Bousculés, ballottés en rafales, nous n'existons plus que par la force décuplée
 

des capricieux étés dont nous n'aurons été que le jouet idéal.
 

Eolienne furie, souffle infernal qui te propulses au ciel et te désagrèges
 

en milliers de poussières d'écume et de fractales lumières irisées d'arc-en-ciel :
 

 

Nul doute, c'est bien toi,
 

 

O VENT

 

qui exploses, balayes, bouscules, détruis, claironnes, tonitrues et

persifles sur nos têtes !
 

C'est le vent du mensonge

qui souffle, insuffle, aspire, inspire,

insulte, caresse, susurre et soupire,

c'est le vent des mirages

qui essaime en dansant

jusqu'aux sources des silences

qui effaceront ce soir la trace

de toutes nos assurances passées ...

 

BRUIT DU VENT :   ton rire de gorge répand ses humeurs sur la mer qui

dégorge ses peurs.

 

C'est bien lui,
 

 

ce diable méphitique

qui s'époumone derrière la falaise en hurlant dans sa corne,

déchire nos chemises, embrouille nos chemins,

multiplie nos doutes, égare nos destins,

décuple nos frayeurs, tétanise nos corps,

piétine nos bouquets,

se joue de nos serments et sonne la déroute !

 

Ainsi va le vent qui nous emporte au gré de ses caprices,

au souffle de ses envies, au grain de ses folies.
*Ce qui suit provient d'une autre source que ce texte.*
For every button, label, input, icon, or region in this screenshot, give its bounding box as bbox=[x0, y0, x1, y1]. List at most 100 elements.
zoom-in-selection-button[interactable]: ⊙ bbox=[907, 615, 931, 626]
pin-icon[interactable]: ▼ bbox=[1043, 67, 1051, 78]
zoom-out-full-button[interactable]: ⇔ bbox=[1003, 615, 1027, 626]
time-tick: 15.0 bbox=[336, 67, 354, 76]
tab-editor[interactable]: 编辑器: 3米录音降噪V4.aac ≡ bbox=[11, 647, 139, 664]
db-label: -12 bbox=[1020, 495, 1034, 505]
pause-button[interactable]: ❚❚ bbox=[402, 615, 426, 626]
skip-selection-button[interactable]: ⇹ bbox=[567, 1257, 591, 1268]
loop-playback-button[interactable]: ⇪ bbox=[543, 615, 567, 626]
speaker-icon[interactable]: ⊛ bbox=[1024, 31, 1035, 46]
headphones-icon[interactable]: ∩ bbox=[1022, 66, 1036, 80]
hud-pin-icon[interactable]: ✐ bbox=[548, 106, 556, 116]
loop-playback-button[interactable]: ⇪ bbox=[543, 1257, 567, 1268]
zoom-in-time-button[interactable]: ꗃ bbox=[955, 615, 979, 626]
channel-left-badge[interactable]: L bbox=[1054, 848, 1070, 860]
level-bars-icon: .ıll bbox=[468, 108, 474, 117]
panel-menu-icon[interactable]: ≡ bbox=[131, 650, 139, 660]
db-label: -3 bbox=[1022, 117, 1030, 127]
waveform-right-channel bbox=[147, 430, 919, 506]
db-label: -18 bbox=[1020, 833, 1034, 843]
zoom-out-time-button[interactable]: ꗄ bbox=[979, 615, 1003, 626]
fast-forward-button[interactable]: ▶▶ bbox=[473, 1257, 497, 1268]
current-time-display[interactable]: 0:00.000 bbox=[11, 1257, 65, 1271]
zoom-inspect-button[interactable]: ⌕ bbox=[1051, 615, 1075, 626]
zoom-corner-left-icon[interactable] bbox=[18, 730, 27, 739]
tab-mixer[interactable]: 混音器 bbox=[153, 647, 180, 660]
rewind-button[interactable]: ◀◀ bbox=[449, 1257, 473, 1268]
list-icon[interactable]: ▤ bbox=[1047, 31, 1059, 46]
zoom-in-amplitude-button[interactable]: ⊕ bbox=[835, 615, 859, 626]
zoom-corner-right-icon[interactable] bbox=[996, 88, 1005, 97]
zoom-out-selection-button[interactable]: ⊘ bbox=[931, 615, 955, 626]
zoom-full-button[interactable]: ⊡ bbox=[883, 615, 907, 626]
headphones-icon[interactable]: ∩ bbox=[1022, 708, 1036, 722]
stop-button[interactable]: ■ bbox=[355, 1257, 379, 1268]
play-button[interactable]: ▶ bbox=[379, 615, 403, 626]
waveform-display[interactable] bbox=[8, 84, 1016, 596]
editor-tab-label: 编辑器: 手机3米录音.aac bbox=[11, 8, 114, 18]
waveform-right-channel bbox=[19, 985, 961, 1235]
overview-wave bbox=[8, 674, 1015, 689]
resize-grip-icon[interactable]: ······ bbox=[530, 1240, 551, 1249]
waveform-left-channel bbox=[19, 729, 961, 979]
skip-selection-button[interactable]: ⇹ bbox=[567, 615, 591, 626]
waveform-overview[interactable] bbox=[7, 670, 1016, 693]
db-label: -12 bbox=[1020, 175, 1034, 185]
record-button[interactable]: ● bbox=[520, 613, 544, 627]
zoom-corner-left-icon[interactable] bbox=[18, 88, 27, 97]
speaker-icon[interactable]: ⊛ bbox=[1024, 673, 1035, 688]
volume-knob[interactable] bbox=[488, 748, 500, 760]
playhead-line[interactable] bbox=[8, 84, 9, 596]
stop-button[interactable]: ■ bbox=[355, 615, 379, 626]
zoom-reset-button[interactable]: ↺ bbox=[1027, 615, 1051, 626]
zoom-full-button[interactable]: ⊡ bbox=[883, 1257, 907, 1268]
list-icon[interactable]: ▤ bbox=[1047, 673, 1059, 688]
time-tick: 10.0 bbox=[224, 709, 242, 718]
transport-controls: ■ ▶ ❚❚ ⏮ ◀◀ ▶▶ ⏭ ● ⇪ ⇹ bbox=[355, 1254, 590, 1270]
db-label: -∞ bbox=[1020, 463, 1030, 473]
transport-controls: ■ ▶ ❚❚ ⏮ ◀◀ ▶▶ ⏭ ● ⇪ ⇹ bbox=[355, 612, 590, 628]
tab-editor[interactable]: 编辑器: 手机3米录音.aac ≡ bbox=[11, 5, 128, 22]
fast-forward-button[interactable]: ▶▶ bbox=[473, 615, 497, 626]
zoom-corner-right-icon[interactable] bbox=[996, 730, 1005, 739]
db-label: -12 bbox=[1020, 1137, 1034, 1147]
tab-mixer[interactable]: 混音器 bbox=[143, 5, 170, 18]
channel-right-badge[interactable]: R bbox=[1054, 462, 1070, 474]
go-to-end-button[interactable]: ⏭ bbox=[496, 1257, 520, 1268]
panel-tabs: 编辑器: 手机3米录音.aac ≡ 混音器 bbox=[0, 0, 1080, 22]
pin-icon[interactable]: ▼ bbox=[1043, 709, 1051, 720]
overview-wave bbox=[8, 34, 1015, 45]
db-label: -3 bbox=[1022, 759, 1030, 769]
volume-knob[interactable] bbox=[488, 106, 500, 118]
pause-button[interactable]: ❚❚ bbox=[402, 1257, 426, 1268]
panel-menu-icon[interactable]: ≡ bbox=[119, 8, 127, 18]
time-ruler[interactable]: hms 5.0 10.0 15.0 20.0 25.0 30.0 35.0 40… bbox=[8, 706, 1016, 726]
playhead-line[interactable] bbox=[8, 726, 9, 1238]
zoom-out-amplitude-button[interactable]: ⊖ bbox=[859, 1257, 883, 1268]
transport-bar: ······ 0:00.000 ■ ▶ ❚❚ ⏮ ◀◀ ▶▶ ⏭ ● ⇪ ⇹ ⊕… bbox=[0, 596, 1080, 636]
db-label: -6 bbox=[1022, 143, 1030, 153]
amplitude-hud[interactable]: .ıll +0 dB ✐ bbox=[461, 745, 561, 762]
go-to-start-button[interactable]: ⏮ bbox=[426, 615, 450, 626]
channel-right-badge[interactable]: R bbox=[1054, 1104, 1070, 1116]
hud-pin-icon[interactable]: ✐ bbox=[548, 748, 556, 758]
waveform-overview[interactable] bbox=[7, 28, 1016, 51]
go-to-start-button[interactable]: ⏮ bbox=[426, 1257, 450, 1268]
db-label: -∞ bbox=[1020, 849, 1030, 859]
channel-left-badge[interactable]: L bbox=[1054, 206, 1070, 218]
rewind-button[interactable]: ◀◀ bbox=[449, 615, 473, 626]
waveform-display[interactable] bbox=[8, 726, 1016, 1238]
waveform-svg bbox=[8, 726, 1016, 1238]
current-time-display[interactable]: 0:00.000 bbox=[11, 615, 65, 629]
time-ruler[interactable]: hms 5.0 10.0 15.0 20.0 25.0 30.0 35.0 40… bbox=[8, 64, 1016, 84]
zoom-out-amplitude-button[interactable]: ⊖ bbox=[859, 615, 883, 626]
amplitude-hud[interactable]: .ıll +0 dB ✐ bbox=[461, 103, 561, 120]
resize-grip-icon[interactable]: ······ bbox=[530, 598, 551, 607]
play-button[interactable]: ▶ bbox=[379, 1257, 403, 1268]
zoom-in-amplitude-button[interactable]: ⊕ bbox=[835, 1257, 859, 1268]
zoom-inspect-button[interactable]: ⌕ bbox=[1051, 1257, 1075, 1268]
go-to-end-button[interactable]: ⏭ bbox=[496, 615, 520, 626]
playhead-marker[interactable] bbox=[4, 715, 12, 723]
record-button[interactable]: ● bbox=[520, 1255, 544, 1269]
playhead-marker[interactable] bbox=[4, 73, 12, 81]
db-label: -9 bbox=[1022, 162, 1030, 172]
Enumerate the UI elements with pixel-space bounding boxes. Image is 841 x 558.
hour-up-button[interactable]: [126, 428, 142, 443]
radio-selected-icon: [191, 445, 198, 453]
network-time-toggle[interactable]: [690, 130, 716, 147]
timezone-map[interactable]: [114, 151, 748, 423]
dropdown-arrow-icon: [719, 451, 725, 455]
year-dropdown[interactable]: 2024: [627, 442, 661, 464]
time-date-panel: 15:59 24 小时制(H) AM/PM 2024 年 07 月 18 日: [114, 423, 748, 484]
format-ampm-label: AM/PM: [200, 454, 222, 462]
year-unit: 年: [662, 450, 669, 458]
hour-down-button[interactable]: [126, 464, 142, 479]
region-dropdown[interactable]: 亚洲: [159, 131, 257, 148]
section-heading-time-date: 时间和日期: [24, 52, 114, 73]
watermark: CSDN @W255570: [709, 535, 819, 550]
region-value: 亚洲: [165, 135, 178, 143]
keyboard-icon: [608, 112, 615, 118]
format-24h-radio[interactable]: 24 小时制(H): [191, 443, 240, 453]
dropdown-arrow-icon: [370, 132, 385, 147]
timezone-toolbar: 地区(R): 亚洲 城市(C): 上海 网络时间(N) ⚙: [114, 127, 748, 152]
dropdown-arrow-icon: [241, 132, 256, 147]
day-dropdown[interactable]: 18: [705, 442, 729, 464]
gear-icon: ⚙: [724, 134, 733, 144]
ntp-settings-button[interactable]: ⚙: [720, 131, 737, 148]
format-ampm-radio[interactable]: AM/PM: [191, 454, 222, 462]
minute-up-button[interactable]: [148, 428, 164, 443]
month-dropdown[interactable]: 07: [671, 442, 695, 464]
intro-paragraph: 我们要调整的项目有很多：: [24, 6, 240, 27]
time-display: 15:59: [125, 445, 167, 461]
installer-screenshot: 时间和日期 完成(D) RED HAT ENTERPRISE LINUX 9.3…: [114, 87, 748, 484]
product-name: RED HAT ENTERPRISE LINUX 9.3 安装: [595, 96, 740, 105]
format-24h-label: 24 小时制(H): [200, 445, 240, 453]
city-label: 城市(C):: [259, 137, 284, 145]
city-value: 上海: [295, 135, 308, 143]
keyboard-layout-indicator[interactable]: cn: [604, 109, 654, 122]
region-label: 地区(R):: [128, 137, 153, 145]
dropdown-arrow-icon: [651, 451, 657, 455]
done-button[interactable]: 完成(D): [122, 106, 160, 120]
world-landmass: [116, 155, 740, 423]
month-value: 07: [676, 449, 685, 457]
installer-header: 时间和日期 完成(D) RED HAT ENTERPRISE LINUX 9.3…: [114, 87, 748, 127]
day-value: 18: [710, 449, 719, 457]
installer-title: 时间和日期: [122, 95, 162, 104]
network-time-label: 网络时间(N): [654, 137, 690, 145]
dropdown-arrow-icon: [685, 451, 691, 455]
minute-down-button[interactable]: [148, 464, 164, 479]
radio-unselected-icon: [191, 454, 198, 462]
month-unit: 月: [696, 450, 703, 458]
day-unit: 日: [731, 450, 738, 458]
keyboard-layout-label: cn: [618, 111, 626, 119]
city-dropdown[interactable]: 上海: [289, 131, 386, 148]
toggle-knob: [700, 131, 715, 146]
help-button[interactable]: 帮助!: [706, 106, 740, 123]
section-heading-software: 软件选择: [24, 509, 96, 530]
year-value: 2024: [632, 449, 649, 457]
Il naît brusquement un jour,

s’invite un moment

puis repart sur la pointe des pieds,

en laissant à jamais dans nos cœurs

les stigmates de ses coups,

les griffes de ses ongles

 

et la trace indélébile de ses tempêtes.
 

 

Après le bruit du vent vient le silence.

Le pesant, l'omnipotent, le tout-puissant silence.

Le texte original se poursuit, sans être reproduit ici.